Because we know Anne's fate, the film feels like a quiet death watch.  Oddly enough, I am reminded of Oliver Stone's The Doors, a movie about the late Jim Morrison that similarly felt like a depressing wait for the inevitable. We all gotta go sometime, I guess, but if it is going to be a slow, depressing decline, let's not film it, shall we?

Spoiler:  How "The Doors" ends
Also, as I watched I honestly couldn’t help but marvel at the conspicuous lack of faith or any kind of support system existing in this couple's lives.  Georges and Anne were living in a World of Two before the stroke, and after it, Georges is pretty much on his own as he struggles to be her caregiver.  I doubt the filmmaker intended it, but I found not only their situation, but more importantly their relationship, to be a depressing cul-de-sac, a dead-end.  Typically modern-European, Georges and Anne's France doesn’t seem to need or want God or family inserting themselves into their private relationship.
Of course, there are some plot points along the way that do make this story a bit more watchable.  Without giving anything away, I found the ending, presumably intended to be liberating and hopeful, to be a dread.  And “amour” is a word that should hold no dread, in French or in any language.

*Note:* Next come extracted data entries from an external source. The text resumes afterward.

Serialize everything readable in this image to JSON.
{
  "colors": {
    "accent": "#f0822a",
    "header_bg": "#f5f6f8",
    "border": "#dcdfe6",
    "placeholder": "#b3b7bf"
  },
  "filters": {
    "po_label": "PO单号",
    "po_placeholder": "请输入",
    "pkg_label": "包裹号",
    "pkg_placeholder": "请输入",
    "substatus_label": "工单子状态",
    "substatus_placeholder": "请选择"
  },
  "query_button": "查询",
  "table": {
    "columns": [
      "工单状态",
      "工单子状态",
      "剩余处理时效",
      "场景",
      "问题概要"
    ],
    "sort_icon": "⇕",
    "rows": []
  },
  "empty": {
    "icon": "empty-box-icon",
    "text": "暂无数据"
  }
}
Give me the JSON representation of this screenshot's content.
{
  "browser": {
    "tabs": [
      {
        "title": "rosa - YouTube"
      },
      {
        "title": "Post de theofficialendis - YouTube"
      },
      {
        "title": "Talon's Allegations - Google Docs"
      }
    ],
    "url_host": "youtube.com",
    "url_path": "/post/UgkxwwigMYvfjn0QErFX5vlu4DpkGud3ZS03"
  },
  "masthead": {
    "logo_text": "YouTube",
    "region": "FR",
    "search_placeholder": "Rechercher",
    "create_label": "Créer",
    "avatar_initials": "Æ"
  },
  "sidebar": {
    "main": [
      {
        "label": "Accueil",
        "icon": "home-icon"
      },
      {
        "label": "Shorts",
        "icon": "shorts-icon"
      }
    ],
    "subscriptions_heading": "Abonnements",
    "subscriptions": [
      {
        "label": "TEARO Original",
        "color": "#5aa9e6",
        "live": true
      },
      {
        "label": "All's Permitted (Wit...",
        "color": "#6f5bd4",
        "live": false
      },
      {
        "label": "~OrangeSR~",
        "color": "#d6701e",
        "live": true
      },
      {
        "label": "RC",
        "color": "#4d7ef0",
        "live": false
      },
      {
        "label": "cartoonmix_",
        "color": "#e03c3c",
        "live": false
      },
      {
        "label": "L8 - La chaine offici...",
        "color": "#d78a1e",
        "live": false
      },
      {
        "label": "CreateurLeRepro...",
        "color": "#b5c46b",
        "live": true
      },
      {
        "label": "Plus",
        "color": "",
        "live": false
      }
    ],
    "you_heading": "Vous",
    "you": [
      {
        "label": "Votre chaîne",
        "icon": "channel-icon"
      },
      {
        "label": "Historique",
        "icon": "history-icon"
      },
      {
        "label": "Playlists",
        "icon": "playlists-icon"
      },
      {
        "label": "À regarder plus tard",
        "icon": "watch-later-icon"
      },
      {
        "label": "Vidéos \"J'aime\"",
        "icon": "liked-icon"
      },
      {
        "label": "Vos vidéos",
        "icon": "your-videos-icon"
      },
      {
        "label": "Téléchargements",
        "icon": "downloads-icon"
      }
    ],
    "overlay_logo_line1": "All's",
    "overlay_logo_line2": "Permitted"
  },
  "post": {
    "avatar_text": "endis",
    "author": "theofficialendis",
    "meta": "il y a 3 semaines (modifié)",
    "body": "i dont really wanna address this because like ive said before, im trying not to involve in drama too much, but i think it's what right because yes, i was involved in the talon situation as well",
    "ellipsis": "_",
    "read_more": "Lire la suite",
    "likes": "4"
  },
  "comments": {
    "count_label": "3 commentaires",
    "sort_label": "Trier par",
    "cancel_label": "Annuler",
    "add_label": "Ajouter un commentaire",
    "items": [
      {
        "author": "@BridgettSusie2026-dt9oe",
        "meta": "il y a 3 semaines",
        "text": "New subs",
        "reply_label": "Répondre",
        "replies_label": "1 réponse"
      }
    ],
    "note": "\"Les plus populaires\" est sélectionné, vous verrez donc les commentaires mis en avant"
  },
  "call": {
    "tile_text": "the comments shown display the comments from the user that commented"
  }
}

The Title:  Love, I guess.

The Culture:  I don’t think we learn anything about France, the French, or the culture.  I would say that this story could have happened anywhere in present Western civilization, but I do note the godless mentality of modern Western Europe hangs over the story like a dreary, gray cloud.

Agenda Danger:  My bet is that most people wouldn’t have the issue that I did about the isolation of Georges and Anne’s marriage, and I don’t think director Michael Haneke intended for it to be seen the way I did.  Georges certainly loves Anne and selflessly cared for her.  But I thought a couple of his choices missed the point of what love is.

Best Picture that year:  Argo

Rating:  Nobel Peace Prize winner Elie Wiesel once said, “The opposite of love is not hate, it's indifference."  I wouldn't say this movie is the opposite of love, but I give it a solid: "Meh."